5
汗をかいたのでシャワーを浴びたものの、どんな服を着ていくか迷った。最近は自分の姿なんてあまり気にしないでいたけれど、まだ他人からどう見えるか気にする気持ちが残っていたんだなって、こうなって気づいた。都さんは、今のわたしの様子を、あのひとにつぶさに話してしまうだろう。だから、彼女にみすぼらしく思われるのは、どうしても嫌だったのだ。
こっちに越してくる前に着ていた、外出着を何枚か衣装ケースから引っぱりだす。
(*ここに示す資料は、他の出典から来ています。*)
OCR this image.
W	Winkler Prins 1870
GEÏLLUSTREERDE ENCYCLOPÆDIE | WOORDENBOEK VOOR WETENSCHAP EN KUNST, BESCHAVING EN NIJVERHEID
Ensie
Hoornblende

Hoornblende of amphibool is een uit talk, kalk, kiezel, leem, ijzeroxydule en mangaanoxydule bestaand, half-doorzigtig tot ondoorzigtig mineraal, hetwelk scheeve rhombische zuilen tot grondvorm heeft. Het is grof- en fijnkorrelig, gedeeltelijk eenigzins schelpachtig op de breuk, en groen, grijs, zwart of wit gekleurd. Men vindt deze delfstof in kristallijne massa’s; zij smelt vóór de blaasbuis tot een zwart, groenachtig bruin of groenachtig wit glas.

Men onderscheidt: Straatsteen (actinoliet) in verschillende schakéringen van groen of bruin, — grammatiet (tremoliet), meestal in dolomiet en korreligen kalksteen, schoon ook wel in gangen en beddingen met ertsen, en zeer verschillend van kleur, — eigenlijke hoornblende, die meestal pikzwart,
あと、髪を乾かして眉も整えて、ばっちりお化粧も決めて……。バスタオルを体に巻いたまま、祖母の鏡台に座り自分の顔を真正面で対峙したときフッと笑えた。
恥ずかしさと情けなさがじわじわ大きくなっていく。わたしったら何をやろうとしているの? 今さら彼らによく思われようとしているなんて、おかしいったらないではないか。やめた、もうやめた。
化粧水を多めにつけて、両頬をピタピタたたいて活を入れた。オシャレでもなんでもない、ただ膝が破れかかっただけのジーンズをはいて、イルカのイラストのプリントが入ったTシャツを着た。
うん、これでいいじゃない。飾り立てったってボロが出るだけだもの。負けが見えている勝負なんてしたくはない。もう二度と、彼らと同じ土俵にあがりたくなかった。
玄関前の姿見でもう一度、自分の格好を確認する。それから、わたしは家を出た。
都さんとの待ち合わせ場所は、駅前にあるファミレスだ。歩いていくにはさすがに遠いため、自転車に乗っていくことにした。
ペダルを踏みながら、かつて恋人だったあのひととの出会いを思い出す。彼と初めて出会ったのも、自転車をこいでいるときだった。チェーンが外れて困っていたところ、通りかかった彼が声をかけてくれた。スーツ姿なのにも関わらず、アスファルトの地面に膝をつき、直してくれたなあって。
ファミレスが見えてきたら、少し緊張してきた。わたしは今から、都さんと再会するのだ。『お義母さん』と呼んでいた、あのひとに。